Her önüne gelen kendince büyüklü küçüklü iddialarda bulunur. Kimi dürüstlükten, kimi cömertlikten, kimi helal lokmadan, kimi sevgiden bahseder durur. Hem de sözden ziyade, ciddi ciddi iddialarda da bulunur. Hâlbuki her iddianın mutlaka ispat edilmesi gerektiğini unutur çoğu zaman insan.
Özellikle de inanç ve ibadet konusunda, kişinin iddiasını sadece bu dünyada değil, öbür âlemde de ispat etmesi gerekmektedir. Yüce Allah, ahirette kulunu öyle bir hesaba çekecek ki; kulunun düşünceden eyleme, aldığı her nefesten, kazandığı ve harcadığı her kuruşa varıncaya kadar…
Yunus Emre bir şiirinde insanın bu halini çok güzel ifade eder: “Gaflet ile Hakk’ı buldum diyenler, Er yarın Hak divanında belli olur. Kimin adı sofi, kimin derviş, Derviş isen kardeş, takvaya çalış. Gizlice yollardan sen Hakk’a eriş, Er yarın Hak divanında belli olur.”
Öyle bir zaman diliminden geçiyoruz ki, doğrunun yanlışın birbirine karıştığı, insanların iddialarını ispatta zorlandığı bir zaman. Dolayısıyla; doğruya varmak, doğruyu bulmak, doğruyu savunmak çok zor bir hal aldı.
Adı sanı büyük büyük adamlar, dindarlıkta dahi iddia sahibi olanlar, deyim yerindeyse patır patır dökülmekte, iddiaların yerinde yeller esmektedir.
Devletin malının, tüyü bitmemiş yetimlerin hakkı diye emanet edilenler tarafından talan edildiğini görüyoruz. Helale harama asırlardır o kadar dikkat eden Türk milleti, neredeyse “helal haram ver Allah’ım, Senin kulun yer Allah’ım” zihniyetine büründü.
Yaşananlardan tiksinmemek mümkün değil ama milletin gözü önünde cereyan eden bu kadar olumsuzluğa rağmen halkımızın arasında helale harama dikkat eden yiğitler yok değil.

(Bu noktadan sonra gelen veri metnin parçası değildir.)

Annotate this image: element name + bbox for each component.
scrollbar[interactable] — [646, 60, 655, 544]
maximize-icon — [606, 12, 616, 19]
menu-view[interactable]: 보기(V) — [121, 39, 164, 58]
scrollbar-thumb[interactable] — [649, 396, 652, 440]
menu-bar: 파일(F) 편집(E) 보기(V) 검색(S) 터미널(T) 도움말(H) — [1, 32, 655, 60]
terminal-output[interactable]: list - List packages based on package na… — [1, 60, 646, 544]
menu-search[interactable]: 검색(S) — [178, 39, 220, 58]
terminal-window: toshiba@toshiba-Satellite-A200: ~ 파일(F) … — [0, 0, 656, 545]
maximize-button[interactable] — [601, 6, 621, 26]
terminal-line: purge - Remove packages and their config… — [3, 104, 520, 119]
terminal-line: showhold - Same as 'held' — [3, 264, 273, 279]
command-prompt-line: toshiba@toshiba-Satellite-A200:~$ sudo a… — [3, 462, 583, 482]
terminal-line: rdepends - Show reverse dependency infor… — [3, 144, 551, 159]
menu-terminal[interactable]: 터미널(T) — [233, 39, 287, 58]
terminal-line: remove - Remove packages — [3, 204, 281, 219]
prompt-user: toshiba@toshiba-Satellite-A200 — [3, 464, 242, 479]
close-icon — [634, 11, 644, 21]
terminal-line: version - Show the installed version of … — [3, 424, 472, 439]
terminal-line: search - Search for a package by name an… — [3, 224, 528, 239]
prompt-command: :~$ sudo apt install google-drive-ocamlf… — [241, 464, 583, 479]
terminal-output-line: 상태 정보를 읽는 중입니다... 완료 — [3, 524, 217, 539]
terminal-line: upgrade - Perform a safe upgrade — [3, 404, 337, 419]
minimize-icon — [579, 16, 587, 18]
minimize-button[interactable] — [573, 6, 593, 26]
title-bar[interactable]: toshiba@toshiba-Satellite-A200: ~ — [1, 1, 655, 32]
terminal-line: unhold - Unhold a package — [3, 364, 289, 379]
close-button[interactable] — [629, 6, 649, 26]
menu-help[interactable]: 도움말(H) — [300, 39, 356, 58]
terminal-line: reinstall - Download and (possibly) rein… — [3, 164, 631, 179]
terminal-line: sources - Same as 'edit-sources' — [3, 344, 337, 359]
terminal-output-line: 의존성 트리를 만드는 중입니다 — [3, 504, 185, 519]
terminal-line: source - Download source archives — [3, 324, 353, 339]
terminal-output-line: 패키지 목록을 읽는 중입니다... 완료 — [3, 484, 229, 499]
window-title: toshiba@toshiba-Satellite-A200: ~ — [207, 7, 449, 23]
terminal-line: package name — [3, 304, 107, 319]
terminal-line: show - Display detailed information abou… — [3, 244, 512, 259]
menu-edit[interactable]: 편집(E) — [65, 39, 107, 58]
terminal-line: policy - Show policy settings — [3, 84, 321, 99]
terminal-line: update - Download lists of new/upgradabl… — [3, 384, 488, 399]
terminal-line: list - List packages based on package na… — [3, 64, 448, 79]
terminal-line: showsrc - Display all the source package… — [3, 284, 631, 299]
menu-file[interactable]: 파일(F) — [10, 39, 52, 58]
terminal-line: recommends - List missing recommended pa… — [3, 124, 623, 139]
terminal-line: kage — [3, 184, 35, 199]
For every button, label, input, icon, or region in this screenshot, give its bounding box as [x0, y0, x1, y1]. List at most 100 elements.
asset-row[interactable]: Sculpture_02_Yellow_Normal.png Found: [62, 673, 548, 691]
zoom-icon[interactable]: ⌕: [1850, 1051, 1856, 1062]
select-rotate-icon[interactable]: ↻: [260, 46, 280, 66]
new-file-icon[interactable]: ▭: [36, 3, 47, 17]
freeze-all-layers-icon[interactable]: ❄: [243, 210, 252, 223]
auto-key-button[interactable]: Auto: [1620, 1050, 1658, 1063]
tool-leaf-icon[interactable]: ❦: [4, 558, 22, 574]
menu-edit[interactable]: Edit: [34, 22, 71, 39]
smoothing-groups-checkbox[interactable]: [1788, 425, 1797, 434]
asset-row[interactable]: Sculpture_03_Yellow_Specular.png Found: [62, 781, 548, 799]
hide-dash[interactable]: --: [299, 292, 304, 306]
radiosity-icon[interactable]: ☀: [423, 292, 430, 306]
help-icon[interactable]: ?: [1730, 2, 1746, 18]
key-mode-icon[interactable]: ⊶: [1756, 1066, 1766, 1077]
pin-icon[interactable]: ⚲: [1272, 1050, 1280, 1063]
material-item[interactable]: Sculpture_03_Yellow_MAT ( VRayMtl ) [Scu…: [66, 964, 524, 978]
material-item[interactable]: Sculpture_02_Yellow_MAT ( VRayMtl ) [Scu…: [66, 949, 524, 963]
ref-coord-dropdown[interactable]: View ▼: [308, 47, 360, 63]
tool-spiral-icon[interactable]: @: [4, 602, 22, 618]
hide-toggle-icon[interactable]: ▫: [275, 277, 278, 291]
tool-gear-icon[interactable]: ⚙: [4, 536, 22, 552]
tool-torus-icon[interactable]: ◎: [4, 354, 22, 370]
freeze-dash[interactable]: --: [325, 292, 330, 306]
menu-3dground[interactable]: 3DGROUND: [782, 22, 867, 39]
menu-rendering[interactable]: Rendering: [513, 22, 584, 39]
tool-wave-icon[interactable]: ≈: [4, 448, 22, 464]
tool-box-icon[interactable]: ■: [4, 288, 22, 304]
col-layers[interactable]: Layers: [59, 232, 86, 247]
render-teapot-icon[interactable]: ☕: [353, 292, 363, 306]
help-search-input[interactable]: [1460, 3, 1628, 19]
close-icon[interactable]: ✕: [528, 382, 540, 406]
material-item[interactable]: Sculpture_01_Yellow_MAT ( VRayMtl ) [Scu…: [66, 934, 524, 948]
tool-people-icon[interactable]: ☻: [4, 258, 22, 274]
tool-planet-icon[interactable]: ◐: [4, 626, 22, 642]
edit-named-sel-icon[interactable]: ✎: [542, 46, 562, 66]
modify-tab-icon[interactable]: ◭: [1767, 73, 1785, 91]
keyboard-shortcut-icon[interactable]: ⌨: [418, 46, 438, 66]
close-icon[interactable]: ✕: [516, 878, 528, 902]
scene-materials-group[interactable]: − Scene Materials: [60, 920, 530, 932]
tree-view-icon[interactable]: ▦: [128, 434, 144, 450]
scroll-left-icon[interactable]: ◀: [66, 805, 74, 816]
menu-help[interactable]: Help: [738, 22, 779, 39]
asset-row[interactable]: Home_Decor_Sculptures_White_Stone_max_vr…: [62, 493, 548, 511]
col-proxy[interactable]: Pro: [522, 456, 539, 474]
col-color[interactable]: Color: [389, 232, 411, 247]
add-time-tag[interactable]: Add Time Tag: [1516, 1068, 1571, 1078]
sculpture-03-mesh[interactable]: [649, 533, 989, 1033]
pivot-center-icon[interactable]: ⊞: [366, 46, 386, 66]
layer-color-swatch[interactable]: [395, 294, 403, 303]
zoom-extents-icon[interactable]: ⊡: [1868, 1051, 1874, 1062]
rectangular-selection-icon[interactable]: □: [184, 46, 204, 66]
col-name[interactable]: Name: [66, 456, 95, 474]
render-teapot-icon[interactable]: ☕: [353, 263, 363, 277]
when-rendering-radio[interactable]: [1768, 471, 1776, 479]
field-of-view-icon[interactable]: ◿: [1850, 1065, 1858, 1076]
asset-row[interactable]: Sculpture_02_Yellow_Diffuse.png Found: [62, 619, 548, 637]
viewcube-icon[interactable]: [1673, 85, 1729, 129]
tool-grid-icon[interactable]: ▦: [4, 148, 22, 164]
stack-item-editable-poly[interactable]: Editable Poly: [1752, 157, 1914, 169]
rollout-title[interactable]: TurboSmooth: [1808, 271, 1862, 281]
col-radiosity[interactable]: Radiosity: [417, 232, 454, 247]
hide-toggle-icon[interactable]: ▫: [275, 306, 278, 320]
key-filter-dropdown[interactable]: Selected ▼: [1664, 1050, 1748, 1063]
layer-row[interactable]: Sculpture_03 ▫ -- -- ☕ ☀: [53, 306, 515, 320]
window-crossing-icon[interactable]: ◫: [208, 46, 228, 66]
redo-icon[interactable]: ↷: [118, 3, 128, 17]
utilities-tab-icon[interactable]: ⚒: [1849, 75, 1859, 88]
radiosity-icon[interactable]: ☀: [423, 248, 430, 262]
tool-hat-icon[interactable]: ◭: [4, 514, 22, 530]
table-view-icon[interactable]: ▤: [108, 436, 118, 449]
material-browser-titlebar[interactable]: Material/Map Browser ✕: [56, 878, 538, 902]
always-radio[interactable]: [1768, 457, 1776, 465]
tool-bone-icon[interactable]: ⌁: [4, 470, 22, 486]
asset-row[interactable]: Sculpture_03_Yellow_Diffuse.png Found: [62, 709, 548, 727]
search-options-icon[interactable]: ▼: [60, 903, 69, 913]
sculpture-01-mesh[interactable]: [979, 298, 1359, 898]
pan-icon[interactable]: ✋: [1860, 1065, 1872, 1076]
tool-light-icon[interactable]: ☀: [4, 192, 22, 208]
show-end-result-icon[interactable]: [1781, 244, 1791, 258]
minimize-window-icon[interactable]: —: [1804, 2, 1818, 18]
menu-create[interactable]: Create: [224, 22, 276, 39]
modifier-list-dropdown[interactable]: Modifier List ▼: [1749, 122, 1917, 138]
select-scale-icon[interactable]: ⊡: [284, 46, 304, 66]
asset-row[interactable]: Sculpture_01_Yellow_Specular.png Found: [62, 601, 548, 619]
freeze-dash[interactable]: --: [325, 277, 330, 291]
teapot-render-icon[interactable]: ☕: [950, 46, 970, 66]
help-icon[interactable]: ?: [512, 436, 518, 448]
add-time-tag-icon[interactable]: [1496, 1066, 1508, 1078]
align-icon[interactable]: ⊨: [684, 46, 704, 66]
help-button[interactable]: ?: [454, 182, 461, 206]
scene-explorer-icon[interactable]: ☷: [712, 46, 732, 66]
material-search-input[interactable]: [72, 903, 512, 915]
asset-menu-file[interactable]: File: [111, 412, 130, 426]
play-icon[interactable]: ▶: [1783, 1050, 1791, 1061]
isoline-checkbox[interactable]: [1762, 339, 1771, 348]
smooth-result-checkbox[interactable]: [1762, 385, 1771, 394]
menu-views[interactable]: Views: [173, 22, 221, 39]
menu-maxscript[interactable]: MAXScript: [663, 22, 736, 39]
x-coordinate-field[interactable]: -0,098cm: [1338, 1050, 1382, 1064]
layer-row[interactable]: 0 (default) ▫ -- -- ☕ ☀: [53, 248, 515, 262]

Rüşvet-yolsuzluk, helal-haram konuları gündemde olduğundan, birkaç gündür hafızama gelen bir hatıramı sizlerle paylaşmak istiyorum.
Yaklaşık 1,5 sene önce rahmetli olan Muhterem amcam ve kayınpederim Muzaffer Kepekçi ’den bahsedeceğim.
Rahmetli amcam, Kilis-Gaziantep arasında taşıma sektöründe şoför olarak çalışırdı. Kendisi helal haram konusuna çok dikkat eden biriydi. Bu konudaki hassasiyeti beni çok etkilerdi. Yıllarca çalıştığı işi sebebiyle arada bir yolcular arabada eşyalarını unuturdu. Bazen de arabaya düşen bozuk paralar olurdu. Rahmetli amcam unutulan eşyaları terminale teslim eder, bozuk paraları arabadan alır emanete koyar, belki sahibi çıkar diye bekletirdi. Parayı arabadan alıp, emanete bırakırken bir mendile sarar, ya da diğer cebine koyardı. Asla cebindeki kendi paralarıyla temas ettirmezdi. Sebebini sorunca da “bu para bize ait değil, bize haramdır. Eğer bize haram olan bu para, helal paramıza değerse onu da alır götürür.” Derdi.
Bir rahmetli amcama bakıyorum; bir de kendisine emanet edilen tüyü bitmemiş yetimin dahi hakkını talan eden zihniyete. Beyler bayanlar, şu yalan dünyada şimdilik hayat sürüyor olabilirsiniz ama “Er yarın Hak divanında belli olur.”